Use preview text, also known as preheader

Subject lines are the first things that capture our attention, but what’s next? The preview that follows rarely helps the case of the sender.

What you often see after the title is a basic “View this email in browser” message and an automatically generated snippet of the email.

Example of an email's subject line and preheader (preview text)
“Here’s your color psychology” is Canva’s preheader which isn’t displayed in the body of the email

Thankfully, preheaders allow you to control the preview text. This gives us more space to work with when trying to encourage our readers to open the email – usually, your preheader can be as long as your subject line. Mailchimp allows up to 150 characters for both.

Email fonts

There are a few fonts considered as web-safe fonts, including Arial, Times New Roman, Verdana and Georgia.

Several reputable brands use them, but what if you’ve invested in stunning branding and your guidelines include amazing fonts you’d like to use in your newsletters?

Importing web fonts isn’t hard but requires some effort. You also need to keep in mind that using multiple fonts can hurt the user experience. As a rule of thumb, stick to no more than two fonts.

Campaign Monitor has a comprehensive guide on importing web fonts and here are the key points you need to consider:

  • some email clients won’t support them and you have to match your custom font with a default replacement that doesn’t interfere with your design
  • importing multiple fonts can increase the load time of your newsletter and hurt its conversion rate
  • most custom fonts are free to download but require licensing fees to use them online

Less is more

Newsletters share many characteristics of a website. At its core, an email campaign is an equivalent of a landing page that’s sent directly to your customers’ inboxes.
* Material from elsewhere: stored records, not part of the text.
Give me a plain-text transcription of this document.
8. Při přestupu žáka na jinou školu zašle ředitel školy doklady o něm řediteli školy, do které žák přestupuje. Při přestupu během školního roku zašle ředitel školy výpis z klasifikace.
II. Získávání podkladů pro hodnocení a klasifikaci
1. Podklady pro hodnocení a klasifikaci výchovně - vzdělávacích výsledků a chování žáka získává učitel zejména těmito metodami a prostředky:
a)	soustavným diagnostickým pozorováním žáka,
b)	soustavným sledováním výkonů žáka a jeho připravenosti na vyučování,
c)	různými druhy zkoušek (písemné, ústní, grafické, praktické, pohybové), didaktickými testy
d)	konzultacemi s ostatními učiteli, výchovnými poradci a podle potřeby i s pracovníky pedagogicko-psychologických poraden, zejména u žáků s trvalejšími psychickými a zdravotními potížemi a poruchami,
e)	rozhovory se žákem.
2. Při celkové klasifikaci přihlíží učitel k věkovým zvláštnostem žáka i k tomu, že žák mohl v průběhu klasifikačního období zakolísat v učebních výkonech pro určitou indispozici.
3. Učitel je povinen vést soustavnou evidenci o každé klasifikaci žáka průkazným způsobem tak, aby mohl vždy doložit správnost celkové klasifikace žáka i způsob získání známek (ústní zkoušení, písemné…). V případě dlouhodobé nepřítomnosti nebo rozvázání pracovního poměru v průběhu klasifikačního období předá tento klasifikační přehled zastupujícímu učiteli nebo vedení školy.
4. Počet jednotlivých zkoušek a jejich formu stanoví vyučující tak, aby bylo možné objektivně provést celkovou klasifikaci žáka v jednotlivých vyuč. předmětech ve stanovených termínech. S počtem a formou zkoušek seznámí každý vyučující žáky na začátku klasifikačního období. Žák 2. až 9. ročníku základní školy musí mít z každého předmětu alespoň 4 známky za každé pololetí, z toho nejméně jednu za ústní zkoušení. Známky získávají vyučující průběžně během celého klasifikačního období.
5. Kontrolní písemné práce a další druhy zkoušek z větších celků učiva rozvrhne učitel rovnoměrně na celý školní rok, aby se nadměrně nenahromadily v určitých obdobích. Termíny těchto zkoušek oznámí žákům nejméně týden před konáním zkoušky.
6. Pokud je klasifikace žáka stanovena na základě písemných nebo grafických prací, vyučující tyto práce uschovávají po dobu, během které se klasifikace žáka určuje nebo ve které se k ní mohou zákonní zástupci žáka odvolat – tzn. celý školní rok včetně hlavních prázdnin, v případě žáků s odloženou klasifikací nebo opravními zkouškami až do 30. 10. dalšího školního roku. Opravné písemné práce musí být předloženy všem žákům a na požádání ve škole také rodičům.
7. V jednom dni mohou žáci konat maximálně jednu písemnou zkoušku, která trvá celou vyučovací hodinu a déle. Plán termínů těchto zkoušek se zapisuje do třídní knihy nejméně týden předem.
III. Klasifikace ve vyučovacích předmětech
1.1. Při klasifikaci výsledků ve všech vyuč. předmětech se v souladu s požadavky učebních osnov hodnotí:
That’s why writing short, scannable newsletters will increase your conversion rates.

Carefully include compelling imagery

Following up on the previous point, imagery is as important in emails as it is on your website. But why should you be careful about it in your newsletter?
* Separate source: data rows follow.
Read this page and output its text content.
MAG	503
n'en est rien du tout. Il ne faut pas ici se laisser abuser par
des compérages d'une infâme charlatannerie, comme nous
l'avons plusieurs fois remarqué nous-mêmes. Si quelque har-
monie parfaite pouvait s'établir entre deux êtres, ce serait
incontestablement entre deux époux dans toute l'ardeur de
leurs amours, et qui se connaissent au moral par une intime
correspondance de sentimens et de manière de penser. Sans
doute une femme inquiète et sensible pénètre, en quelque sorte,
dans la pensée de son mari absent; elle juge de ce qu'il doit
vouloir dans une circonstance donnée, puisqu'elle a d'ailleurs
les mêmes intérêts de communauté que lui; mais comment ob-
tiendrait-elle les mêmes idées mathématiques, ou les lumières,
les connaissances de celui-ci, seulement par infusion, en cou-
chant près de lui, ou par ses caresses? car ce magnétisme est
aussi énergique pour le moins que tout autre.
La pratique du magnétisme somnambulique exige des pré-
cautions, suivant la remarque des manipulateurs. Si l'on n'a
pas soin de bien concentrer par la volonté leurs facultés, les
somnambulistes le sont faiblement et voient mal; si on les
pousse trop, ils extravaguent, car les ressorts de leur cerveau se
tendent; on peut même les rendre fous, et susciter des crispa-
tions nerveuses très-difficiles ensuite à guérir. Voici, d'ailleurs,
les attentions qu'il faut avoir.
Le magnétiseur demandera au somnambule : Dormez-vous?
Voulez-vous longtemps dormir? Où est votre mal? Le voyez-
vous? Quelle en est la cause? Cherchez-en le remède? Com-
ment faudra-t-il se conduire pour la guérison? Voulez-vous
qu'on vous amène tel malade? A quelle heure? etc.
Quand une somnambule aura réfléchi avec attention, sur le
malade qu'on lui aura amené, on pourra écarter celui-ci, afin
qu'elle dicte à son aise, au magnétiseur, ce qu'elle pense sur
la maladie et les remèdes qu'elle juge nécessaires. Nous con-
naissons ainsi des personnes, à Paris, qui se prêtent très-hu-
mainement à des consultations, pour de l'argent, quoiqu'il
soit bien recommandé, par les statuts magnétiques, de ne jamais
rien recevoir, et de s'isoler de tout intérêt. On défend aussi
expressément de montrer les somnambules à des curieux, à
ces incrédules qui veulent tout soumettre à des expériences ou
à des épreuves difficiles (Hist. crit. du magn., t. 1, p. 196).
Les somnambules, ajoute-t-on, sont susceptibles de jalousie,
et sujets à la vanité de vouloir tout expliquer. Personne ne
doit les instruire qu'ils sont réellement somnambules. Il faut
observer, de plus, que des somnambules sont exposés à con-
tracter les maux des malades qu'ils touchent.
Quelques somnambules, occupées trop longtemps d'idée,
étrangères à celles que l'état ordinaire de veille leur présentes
Unlike websites, many people read emails with images turned off. In 2014, 43% of Gmail users had images blocked. So how can you design your campaign around it?

Don’t create image-only newsletters. These campaigns won’t work for a big portion of your subscribers. Even if they did, the next major drawback is that they’re not searchable. If your visitor remembers a piece of your email and wants to find it in the future, having the text in your images won’t let him do that.

Keep the images decorative. As mentioned above, this makes your newsletters searchable, but what’s even more important, your message won’t be blocked if it does not display the images. Use them to complement your message while keeping the important bits as plain text.

Nerd Cow newsletter example which you can view by following the link in its description.
An example of our newsletter with a decorative image and plain text that wouldn’t disappear with images blocked. View this email in browser.

Use alternative text. Even though using alt text for decorative images isn’t necessary, having it removed might disrupt the structure of your email. Leaving a short description in the form of alternative text will fill the void.

Create smart call to action buttons. You could use an image as your CTA but if the subscriber has them blocked, the best-case scenario is that your CTA looks very basic. You can fix that by creating buttons using plain text and background colour instead.

Test your newsletters

Our last tip is perhaps the most important one. As you might’ve noticed, a common denominator for several of the issues with newsletters is compatibility. Your font might not work in Outlook, half of your visitors might disable images, and so on.

Test your newsletters before sending but also A/B test them. A/B testing is displaying different content to a part of your audience to benchmark which version is more effective. Does an emoji in the subject line help your open rates? Does your audience prefer shorter headlines? Will adding a preheader encourage more people to click on your email?

You can easily answer these questions using A/B tests. The tools are out there, and now you also have the knowledge on what to test and how to adjust your campaign to improve its performance.

Give it a go and let me know how it went.